On the eighth anniversary of the ICC decision to issue arrest warrants against al-Bashir, the voices of the witnesses of the ongoing conflict in Nuba Mountains – featured in this video – recall the horror of coming under fire in the first days of the war. Their voices are a small reminder of the crimes that the international community is participating in when war criminals like al-Bashir enjoy impunity. The testimonies were collected by the team of Rights for Peace Foundation inside Sudan five years ago. For security reasons we have covered the faces of the witnesses.
Background to the conflict in Nuba Mountains
In the afternoon of 6 June 2011, a few bullets fired in the market of Kadugli city, the capital of Southern Kordofan state, broke the fragile peace in the Nuba mountains region, sparking a war that still rages six years on. The region in the heart of Sudan – before the secession of South Sudan – has been in conflict with the Sudanese central government for over 40 years. The main reason for the conflict has always been, and still is, the inequality and unjust power distribution in the culturally diverse Sudan. The sounds of artillery shelling in Kadugli brought back the memory of the fear people always had, even during the best few years of stability.
War has never been far from the door steps of the Nuba mountains. The Comprehensive Peace Agreement (CPA), signed between the Sudanese Peoples Liberation Movement (SPLM) and the Sudanese government in 2005, has brought peace to the region, but did not solve the causes of the conflict.
The SPLM is a wide coalition of armed groups joined together by a common cause, the promotion of the rights of the marginalized peoples of Sudan. While the Movement started in South Sudan, one of its largest groups were the fighters from the Nuba mountains. For almost 30 years the Nuba peoples fought with the Southern Sudanese, and Nuba mountains was one of the strongholds of the SPLM in the war against the government from the late 1980s. By the time Omar al-Bashir took the power in Khartoum, the Nuba mountains region had become one of the strongest fronts fighting against the Sudanese army. Al-Bashir launched a Jihadi campaign in the region in 1990-93, killing thousands. Some international NGOs termed the campaign a genocide against the Nuba people.
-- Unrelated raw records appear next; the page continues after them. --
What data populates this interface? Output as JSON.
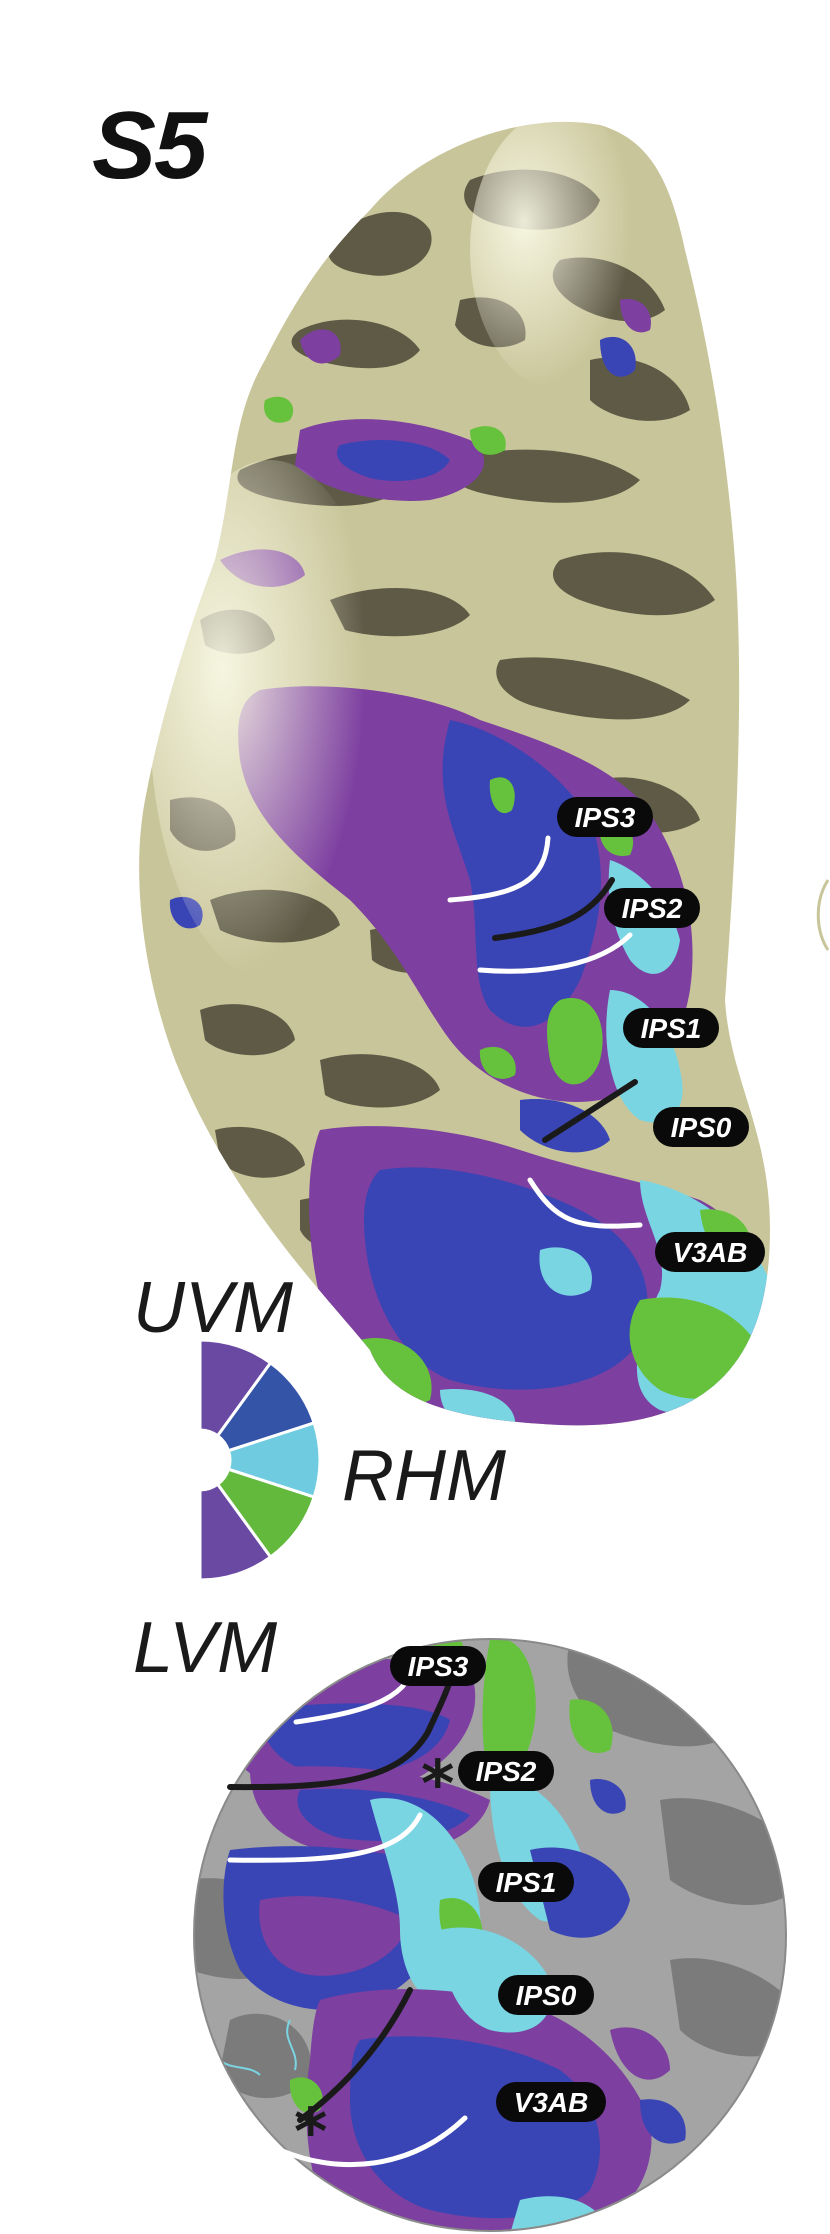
{
  "subject_label": "S5",
  "legend": {
    "upper": "UVM",
    "right": "RHM",
    "lower": "LVM",
    "wedge_colors": [
      "#6a49a3",
      "#3454a8",
      "#6ecbe0",
      "#62b93c",
      "#6a49a3"
    ]
  },
  "surface_3d": {
    "roi_labels": [
      "IPS3",
      "IPS2",
      "IPS1",
      "IPS0",
      "V3AB"
    ]
  },
  "flat_map": {
    "roi_labels": [
      "IPS3",
      "IPS2",
      "IPS1",
      "IPS0",
      "V3AB"
    ]
  },
  "colors": {
    "cortex_light": "#c9c59a",
    "cortex_dark": "#5e5a46",
    "purple": "#7d3fa0",
    "blue": "#3a45b5",
    "cyan": "#7ad5e3",
    "green": "#66c23d",
    "flat_gray_light": "#a4a4a4",
    "flat_gray_dark": "#7b7b7b"
  }
}
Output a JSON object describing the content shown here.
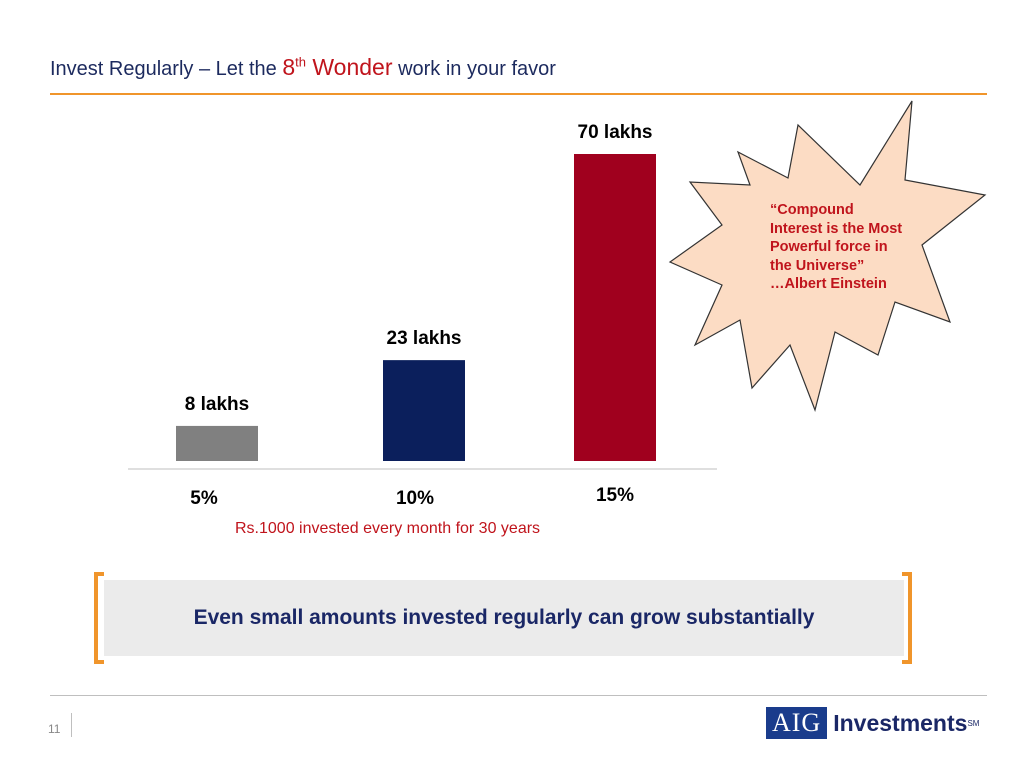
{
  "title": {
    "part1": "Invest Regularly – Let the ",
    "accent_num": "8",
    "accent_sup": "th",
    "accent_word": " Wonder",
    "part2": " work in your favor"
  },
  "chart_data": {
    "type": "bar",
    "categories": [
      "5%",
      "10%",
      "15%"
    ],
    "values": [
      8,
      23,
      70
    ],
    "value_labels": [
      "8 lakhs",
      "23 lakhs",
      "70 lakhs"
    ],
    "colors": [
      "#808080",
      "#0b1f5c",
      "#a0001e"
    ],
    "xlabel": "Rs.1000 invested every month for 30 years",
    "ylabel": "",
    "ylim": [
      0,
      70
    ]
  },
  "quote": {
    "lines": [
      "“Compound",
      "Interest is the Most",
      "Powerful force in",
      "the Universe”",
      "…Albert Einstein"
    ]
  },
  "callout": {
    "text": "Even small amounts invested regularly can grow substantially"
  },
  "footer": {
    "page_number": "11",
    "logo_box": "AIG",
    "logo_text": "Investments",
    "logo_tm": "SM"
  },
  "colors": {
    "accent_orange": "#f0952b",
    "title_navy": "#1c2a5e",
    "red": "#c0141c",
    "burst_fill": "#fcdcc4"
  }
}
While the fight for their rights has never stopped since the independence of Sudan 60 years ago, the four million people of the Nuba mountains has always aspired to live in peaceful coexistence with their neighboring communities. More than 100 tribes in 99 mountains and a rich terrain has been forbidden from expressing themselves as Sudanese citizens and forced to fight to be heard. The utilitarian regime in Sudan has imposed Islamization and Arabization on the African/ Christian and Muslim Nuba. The people of the Nuba mountains are African in culture and way of life. Although there is large numbers of Muslims and Christians among Nuba people, but the local heritage of traditional religions is still alive in the remote areas.
The current situation
The current war in Nuba Mountains started after the disputed election of the state governor. The Sudanese government nominee allegedly won in what the SPLM/N believed to be a forged election. In fact, after six years of war, the reason for the recent fighting seems to be the same as the reason started the conflict 30 or 40 years ago. Moreover, the horrific amount of violence and the war crimes committed by the government in the last six years is a proof of the deep rooted drive behind such atrocities. The government of Sudan is determined to implement its policy of Islamization and to exploit the land of the Nuba mountains, with complete denial to the indigenous population rights to decide on their wealth and destiny. In the language of the international law these actions and motives can only be described as genocide or ethnocide.
While the world has moved on, six years of wars had forced half a million in Nuba mountains to flee to mountains and live in ditches. The human consciousness should never pass by this anniversary without taking serious note of the suffering of the increasing number of victims of al-Bashir as along as he remains free. Unfortunately, the people of Nuba mountains and Darfur seem to be standing alone, under a sky full of government Antonov airplanes dropping bombs night and day, killing children, women, cows, any moving on the ground.
Ending wars are easy. Bringing peace, stability and freedom have been proved to be the most difficult problems of the human race. But the people of the Nuba mountains hope of returning back to their homes and villages will remain alive because bombs never kill dreams. But what is going on in the Nuba mountains, Darfur and the Blue Nile state should sound the alarm that without justice there will never be sustainable peace.
We must remember that war criminals do not bring peace, only justice can.